Значит, ты еще не окончательно ничтожен, не есть еще вполне ничтожество и
пустой сосуд, чтобы только с трепетным смирением воспринимать свое рабство
у Господа. Еще поборешься!
- Как ты все извращаешь, - закричал Буслов, - как все испоганиваешь!
- Вот опять же бесы...
- А все это чепуха! - закричал вдруг и Лоскутников. - И бесы ваши, и
купание в источнике!
Они уже вышли за ограду, и там, в поселке, кричали Буслов и
Лоскутников, суетливо беснуясь перед неприступным Чулихиным, туманно
ухмылявшимся. А живописец словно нарочито подавал себя, даже и с ужимками,
усиленным и неисправимым гонителем веры. В иные мгновения он страшно
округлял глаза и смотрел на Буслова одним из тех стоявших в очереди перед
купальней людей, которые первыми обличили в нем присутствие бесов. Буслов и
Лоскутников ничего не могли с этим поделать и только напрасно заходились и
брызгали пеной неуемного, казалось бы, негодования. Наконец Чулихин прервал
свое непотребное занятие и вытянул сильную руку, указывая, куда им теперь
направляться. Ему это было понятно. Лоскутников, еще прежде успокоившись,
шагнул в сторону и с сомнением смотрел на продолжавшего волноваться
Буслова. Он преисполнился иронии. Этот Буслов... ну что он такое, в самом
деле, выдумал? зачем полез в ледяную воду, выставляя себя на посмешище?
Посмеивался Лоскутников. Но Чулихин, изображающий непримиримого атеиста, не
стал смешон ему, как-либо забавен, не показался своеобразным и
трогательным, по-своему милым. Напротив! И в чем-то еще усомнился
Лоскутников, в чем-то большем, чем Чулихин, на чьем лице уже вполне
читалась уверенность в нужности и продуманности предстоящего им пути.
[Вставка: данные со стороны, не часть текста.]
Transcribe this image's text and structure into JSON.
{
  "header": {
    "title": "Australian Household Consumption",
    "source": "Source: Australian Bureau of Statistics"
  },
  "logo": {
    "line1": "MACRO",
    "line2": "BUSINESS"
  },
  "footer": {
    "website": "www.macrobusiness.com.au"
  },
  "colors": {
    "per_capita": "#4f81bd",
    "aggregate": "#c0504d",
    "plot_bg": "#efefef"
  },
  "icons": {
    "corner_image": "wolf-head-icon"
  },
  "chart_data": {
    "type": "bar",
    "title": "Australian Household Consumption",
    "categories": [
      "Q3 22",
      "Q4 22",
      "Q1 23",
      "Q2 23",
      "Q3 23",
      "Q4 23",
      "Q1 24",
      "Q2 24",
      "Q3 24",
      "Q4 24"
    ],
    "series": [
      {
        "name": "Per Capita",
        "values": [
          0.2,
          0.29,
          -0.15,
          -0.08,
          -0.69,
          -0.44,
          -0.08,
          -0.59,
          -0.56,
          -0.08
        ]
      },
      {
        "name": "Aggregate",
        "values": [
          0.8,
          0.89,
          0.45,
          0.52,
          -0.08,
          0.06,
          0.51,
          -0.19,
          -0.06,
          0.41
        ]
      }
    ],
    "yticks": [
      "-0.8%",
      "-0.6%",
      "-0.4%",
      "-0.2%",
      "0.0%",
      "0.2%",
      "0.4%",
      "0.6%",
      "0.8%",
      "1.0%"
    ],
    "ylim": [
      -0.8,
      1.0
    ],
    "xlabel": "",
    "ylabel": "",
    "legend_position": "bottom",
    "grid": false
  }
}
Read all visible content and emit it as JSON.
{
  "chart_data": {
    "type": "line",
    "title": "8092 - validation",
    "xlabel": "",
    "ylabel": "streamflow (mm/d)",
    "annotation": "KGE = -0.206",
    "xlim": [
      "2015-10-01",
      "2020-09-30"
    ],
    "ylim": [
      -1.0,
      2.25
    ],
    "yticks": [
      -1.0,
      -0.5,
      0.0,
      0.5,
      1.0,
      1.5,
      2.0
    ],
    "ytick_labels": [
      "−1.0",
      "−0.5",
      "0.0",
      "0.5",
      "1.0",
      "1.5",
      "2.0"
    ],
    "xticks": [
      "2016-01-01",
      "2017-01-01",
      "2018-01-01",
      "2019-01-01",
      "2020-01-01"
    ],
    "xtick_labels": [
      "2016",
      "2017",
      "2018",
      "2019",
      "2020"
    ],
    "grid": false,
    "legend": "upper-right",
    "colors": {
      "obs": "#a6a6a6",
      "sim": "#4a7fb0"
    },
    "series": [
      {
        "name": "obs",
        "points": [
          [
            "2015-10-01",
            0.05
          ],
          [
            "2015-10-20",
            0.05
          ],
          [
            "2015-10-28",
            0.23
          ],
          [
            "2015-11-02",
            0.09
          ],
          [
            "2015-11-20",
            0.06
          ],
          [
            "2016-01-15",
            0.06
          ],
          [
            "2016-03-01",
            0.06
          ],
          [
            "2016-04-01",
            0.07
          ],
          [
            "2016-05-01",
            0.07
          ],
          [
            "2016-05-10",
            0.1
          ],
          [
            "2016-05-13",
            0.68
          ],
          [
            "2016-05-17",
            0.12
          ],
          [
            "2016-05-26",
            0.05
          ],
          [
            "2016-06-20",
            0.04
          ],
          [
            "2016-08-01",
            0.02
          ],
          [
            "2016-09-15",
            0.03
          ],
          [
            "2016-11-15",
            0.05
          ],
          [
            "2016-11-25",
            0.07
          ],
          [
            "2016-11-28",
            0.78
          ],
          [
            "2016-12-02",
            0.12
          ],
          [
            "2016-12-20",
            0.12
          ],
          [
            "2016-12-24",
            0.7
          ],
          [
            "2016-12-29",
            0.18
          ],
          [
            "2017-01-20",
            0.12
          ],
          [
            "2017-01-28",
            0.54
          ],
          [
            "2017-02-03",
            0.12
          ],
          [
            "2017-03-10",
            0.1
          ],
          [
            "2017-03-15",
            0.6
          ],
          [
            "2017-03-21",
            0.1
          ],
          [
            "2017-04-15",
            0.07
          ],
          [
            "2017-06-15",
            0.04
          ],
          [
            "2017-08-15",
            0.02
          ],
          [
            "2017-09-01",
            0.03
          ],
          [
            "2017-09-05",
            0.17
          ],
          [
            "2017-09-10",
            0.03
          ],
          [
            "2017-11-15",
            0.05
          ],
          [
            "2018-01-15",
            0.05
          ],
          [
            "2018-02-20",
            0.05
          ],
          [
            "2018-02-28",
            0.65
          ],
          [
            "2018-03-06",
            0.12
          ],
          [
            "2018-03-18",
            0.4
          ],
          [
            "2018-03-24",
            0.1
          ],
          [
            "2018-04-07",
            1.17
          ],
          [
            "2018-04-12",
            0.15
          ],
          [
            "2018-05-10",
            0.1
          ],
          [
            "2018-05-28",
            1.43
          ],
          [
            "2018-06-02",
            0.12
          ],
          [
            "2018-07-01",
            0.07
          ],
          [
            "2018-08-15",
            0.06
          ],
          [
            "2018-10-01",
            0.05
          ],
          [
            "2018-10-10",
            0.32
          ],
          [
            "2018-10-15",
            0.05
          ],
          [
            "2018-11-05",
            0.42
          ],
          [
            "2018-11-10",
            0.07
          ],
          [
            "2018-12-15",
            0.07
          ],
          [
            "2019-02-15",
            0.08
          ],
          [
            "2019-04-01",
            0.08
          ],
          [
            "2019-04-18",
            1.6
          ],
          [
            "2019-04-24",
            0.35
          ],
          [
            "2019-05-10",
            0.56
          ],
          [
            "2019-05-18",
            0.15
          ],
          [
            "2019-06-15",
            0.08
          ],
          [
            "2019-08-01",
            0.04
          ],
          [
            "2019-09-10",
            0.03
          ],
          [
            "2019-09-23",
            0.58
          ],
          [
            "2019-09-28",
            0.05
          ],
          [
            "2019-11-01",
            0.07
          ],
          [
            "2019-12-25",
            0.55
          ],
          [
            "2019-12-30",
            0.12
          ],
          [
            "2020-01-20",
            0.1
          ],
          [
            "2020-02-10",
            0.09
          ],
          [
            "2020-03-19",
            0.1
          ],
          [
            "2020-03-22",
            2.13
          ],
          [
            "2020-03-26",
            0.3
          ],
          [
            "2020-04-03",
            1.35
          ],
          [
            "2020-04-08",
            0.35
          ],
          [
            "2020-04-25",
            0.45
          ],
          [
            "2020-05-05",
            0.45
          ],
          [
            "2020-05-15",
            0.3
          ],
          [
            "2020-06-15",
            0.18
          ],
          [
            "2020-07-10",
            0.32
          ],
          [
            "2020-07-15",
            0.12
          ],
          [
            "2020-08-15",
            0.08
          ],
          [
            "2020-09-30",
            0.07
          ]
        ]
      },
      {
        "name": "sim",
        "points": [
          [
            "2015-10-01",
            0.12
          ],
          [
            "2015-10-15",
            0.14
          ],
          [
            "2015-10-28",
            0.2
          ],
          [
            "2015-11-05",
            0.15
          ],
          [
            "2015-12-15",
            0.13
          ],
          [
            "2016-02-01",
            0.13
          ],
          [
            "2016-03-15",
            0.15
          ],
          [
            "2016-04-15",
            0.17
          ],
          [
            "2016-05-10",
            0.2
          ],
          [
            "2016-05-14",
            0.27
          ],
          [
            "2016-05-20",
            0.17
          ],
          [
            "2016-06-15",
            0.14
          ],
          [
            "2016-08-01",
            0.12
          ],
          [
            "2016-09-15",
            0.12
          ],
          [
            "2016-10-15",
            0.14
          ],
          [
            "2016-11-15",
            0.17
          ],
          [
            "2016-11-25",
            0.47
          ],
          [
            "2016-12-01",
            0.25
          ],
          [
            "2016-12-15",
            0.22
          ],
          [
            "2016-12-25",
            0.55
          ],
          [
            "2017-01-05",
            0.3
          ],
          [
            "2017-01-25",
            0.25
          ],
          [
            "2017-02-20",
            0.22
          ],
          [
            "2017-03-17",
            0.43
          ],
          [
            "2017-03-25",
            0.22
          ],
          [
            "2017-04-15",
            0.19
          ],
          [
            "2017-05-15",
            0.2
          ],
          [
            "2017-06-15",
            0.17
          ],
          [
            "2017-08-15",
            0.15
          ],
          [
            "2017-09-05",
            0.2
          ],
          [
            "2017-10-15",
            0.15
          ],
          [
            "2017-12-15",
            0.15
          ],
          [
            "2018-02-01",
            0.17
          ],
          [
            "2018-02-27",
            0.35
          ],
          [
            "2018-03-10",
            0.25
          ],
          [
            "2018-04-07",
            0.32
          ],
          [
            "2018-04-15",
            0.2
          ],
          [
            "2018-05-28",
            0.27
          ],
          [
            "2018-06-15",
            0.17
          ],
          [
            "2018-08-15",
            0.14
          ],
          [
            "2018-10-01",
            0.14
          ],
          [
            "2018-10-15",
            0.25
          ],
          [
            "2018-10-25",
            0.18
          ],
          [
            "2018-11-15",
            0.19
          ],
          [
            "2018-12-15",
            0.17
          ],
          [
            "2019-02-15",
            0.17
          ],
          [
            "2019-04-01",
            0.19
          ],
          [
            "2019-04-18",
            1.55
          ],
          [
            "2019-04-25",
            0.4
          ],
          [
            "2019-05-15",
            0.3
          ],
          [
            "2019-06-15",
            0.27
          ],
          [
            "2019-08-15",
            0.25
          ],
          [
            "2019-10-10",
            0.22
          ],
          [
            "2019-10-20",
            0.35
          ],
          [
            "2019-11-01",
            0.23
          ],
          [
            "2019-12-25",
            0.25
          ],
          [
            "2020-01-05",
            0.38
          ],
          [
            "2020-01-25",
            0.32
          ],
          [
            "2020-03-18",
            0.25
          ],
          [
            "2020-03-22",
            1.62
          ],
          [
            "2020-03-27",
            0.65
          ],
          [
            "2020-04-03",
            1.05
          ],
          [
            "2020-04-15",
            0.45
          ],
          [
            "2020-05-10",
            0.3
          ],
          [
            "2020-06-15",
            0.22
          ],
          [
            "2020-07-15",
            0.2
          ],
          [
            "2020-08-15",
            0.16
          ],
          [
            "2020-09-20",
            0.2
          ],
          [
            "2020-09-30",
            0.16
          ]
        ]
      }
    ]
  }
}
Лоскутников принял серьезный вид. Ему казалось, что он все глуше и
безнадежнее пропихивается в какие-то дебри, где в отвратительной влажной
рыхлости поглощает его жизнь странная, болезненная, судорожно сжимающая его
в своих сумасшедших объятиях.

***

Приближалась ночь. Паломники с проселочной дороги свернули в березовую
рощу, спустились с холма к соснам, которые пошли все выше и гуще,
свертываясь в дремучую чащу, где уже не было различия для глаза между
породами деревьев и только таинственное знание Чулихина отыскивало
тропинки, если не раскидывало их само же в причудливую сеть. Иногда эти
тропинки пролегали в траве едва заметной примятостью, а то вдруг
вывертывались как будто давней дорогой, еще не совсем заросшей и
исчезнувшей. У Чулихина был свой план продвижения к монастырю и к некой
вообще цели, им задуманной, он держал этот план в голове и не раскрывал
его, а при вопросах разводил руками, но не бессодержательно или в
недоумении, а выворачивал и складывал их в знаки, разгадавший которые узнал
бы и весь его замысел. Однако попробуй разгадать! Буслов не ломал над этим
голову, зная, что Чулихин может просто обмануть их, завести в неожиданное
место, уже, возможно, и задумав это, а может и примениться к его разгадке
таким образом, чтобы все равно вышел обман, некое забавное лукавство.
Лоскутникову же вовсе было не до того, ибо ему становилось все грустнее,
что он так путается и при любой идее Чулихина, что бы тот ни замышлял, все
же окажется плутающим в трех соснах.